From structural point of view, all ecosystems consist of these basic components –
i) Abiotic components – These are the non-living components of an ecosystem that include soil, water, oxygen etc. and physical factors like moisture, wind currents and solar radiation.
ii) Biotic components – The biotic components include all the living components of an ecosystem. These include plants, animals and microorganisms. They are further classified on the basis of nutrition as – producers, consumers and decomposers.
Functions of an ecosystem
- It regulates the essential ecological processes, support life systems and maintains stability.
- It cycles the nutrients between biotic and abiotic components.
- It helps in flowing of energy through various trophic levels.
- It maintains the balance among various trophic levels.
7. What are food chain and food web?
A food chain is a linear network of food links that starts from producer organisms and ends at apex predator species. Here, each organism depends on the other as a source of food. Food web, on the other hand, is the collection of all the food chains involved in an ecosystem. It depicts the complete food connections among species in a given habitat.
8. What is a trophic level?
A trophic level refers to the level or position of an organism in a food chain, food web or an ecological pyramid. Organisms are placed into various trophic level depending upon their feeding behaviour.
9. What do you mean by ecological pyramids? Name the different types of ecological pyramids.
The graphical representation of the relationships among various organisms in an ecosystem is called ecological pyramid. Each of the bars that forms the pyramid represents a trophic level. The order which is based on ‘who eats whom’ represent flow of energy.

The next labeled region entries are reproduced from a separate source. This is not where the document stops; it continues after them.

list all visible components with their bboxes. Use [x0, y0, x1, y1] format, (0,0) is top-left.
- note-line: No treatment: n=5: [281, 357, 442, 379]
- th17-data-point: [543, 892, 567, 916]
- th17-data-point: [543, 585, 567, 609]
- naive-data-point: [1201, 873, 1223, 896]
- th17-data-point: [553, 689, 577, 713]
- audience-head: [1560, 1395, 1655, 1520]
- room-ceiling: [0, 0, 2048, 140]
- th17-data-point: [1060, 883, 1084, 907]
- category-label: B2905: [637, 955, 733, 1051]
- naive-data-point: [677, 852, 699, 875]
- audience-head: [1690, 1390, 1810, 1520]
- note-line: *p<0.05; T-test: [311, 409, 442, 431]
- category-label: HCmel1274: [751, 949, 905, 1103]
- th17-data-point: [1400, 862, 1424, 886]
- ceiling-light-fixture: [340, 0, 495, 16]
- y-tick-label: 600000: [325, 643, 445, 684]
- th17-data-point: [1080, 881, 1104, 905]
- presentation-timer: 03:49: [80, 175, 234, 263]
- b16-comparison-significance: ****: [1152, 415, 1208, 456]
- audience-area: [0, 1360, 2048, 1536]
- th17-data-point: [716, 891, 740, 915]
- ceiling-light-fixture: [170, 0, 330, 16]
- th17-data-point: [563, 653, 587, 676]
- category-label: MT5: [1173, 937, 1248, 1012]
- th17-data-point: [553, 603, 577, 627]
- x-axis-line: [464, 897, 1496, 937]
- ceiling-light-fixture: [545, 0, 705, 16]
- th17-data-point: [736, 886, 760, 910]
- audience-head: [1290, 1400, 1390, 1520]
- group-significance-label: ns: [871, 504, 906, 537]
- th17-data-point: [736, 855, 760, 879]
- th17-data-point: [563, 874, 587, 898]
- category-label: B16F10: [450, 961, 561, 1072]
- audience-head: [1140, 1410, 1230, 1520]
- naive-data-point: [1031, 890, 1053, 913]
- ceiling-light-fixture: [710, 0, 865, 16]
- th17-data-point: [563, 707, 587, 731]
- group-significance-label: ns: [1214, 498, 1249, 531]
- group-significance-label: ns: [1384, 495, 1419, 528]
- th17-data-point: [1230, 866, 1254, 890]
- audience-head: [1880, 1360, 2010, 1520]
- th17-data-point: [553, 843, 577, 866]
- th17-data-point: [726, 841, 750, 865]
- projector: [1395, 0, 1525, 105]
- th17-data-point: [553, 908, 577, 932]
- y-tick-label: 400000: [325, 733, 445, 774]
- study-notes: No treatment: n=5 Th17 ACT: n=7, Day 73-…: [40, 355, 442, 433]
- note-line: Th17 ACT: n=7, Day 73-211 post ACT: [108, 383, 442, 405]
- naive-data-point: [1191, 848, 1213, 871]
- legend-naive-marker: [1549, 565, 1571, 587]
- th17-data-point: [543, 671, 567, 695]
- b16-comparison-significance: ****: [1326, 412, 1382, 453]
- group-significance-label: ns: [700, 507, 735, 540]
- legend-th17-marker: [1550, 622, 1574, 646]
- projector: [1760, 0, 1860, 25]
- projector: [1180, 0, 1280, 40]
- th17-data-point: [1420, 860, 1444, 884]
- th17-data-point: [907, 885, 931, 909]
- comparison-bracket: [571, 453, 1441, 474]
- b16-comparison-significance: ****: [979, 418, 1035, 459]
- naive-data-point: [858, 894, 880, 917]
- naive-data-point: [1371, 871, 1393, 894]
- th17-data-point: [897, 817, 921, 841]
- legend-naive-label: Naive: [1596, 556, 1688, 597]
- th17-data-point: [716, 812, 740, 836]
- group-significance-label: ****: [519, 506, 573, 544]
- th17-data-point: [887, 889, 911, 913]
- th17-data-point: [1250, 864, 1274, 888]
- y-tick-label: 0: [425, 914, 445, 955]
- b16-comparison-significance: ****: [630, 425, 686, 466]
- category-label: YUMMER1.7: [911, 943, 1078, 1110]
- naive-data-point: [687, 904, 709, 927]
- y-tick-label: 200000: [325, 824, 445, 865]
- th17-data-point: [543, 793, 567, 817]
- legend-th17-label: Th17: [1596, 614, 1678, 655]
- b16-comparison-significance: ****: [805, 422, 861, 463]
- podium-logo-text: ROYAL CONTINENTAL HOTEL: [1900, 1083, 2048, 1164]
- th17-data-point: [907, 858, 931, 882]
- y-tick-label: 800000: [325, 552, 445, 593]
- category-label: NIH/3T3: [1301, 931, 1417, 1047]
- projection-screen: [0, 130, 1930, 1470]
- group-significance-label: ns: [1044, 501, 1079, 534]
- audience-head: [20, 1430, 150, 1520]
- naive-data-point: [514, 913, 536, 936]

Types of ecological pyramids
i) Pyramids of numbers – It represents the number of organisms in each trophic level of an ecosystem. Generally, they are larger at the bottom and become smaller as they go up. But there are exceptions too.
ii) Pyramids of biomass – This represents the total mass of organisms in each tropic level.
iii) Pyramids of productivity – The pyramids of productivity focus on the total amount of energy present at each trophic level and also on the loss of energy between trophic levels.
10. Mention the main characteristics of food chain and food web.
The main characteristics of food chain and food web are –
- It exist in a progressive straight line.
- In a food chain the flow of energy is unidirectional.
- A food chain consists of a minimum of two and a maximum of five trophic levels.
- They do not exist in straight lines .
- A number of interconnected food chains give rise to a food web.
- Complex food webs help in the existence of ecosystem.